The play premiered Off-Broadway, produced by the Manhattan Theatre Club[1] at New York City Center Stage II on January 23, 1990, and closed on February 18, 1990 after 32 performances.[2] Directed by Evan Yionoulis the cast featured Rebecca Miller (Lili), Tate Donovan (Nick), Beatrice Winde (Olivia), Joan Copeland (Eva) and Eric Stoltz (Gil). The play transferred to the Manhattan Theatre Club Mainstage on December 4, 1990 and closed on January 18, 1991 after 52 performances.[3] The cast
featured Wendy Makkena (Lili), D. W. Moffett (Nick), Joan Copeland (Eva), Yvette Hawkins (Olivia), and Jonathan Walker (Gil).[4]
The Manhattan Theatre Club presented the play on Broadway at the Samuel J. Friedman Theatre from January 2, 2009 in previews, opening January 22, and closing March 22, 2009. Directed by David Grindley, the cast featured Mercedes Ruehl and Lily Rabe.[5][6]
The Theatre Royal Bath presented the play from March 7 to April 6, 2013, starring Luke Allen-Gale as Nick, Diana Quick as Eva and Emily Taaffe as Lili.[7][8]
Plot
In 1960 Eva Adler, who is a widow, has a vacation home in the Catskill Mountains, in New York, across a lake from a resort. Her daughter, Lili Adler, is a socially awkward 20-year old who feels trapped by her mother's constant attention. Lili meets Nick Lockridge, an aspiring architect who is engaged to a woman from a wealthy family. Lili and Nick develop a romantic relationship over the course of the summer. Eva, Lili's controlling mother, is against any relationship and works to discredit Nick.
Critical response
Michael Billington, in his review of the 2013 Theatre Royal Bath production for The Guardian, wrote: "But what makes the play so compelling is Greenberg's ambivalent view of his characters. We are never sure whether Lili's affable suitor, Nick, is quite what he seems, any more than we know whether Eva might be genuinely seeking to protect her fantasising daughter from a hostile world."[8]

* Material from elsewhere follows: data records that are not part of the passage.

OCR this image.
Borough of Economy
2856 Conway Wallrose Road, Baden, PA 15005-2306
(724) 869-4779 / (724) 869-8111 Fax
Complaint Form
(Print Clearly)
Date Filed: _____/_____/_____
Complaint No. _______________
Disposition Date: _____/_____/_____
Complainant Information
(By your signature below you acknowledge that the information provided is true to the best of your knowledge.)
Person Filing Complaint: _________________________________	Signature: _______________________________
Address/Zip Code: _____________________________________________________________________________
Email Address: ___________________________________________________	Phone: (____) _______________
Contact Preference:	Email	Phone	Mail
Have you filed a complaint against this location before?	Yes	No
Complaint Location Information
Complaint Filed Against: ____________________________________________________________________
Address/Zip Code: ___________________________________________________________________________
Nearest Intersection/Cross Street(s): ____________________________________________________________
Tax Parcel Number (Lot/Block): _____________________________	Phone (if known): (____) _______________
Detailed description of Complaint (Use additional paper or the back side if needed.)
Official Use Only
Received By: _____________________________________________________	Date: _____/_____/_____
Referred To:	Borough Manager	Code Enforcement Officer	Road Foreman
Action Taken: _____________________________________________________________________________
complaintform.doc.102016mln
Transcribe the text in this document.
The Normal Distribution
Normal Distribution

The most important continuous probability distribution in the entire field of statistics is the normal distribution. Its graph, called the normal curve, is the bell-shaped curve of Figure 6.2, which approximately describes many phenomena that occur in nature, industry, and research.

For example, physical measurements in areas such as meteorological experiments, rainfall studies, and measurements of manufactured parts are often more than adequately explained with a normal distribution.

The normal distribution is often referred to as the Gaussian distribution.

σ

The New Yorker Magazine reviewer of the 2009 production wrote: "From this somewhat incredible beginning, with its glib exposition that smacks of romantic comedy, Greenberg reverses our narrative expectations and spins a psychologically astute, compelling study of narcissistic delusion—his version of 'The Heiress,' in which the payoff is not revenge but revelation about the stranglehold of symbiosis....The play, however, is about greed of an altogether different kind: financial, psychic, and sexual."[9]
Awards and nominations
Joan Copeland won the 1990-1991 OBIE Award, Performance.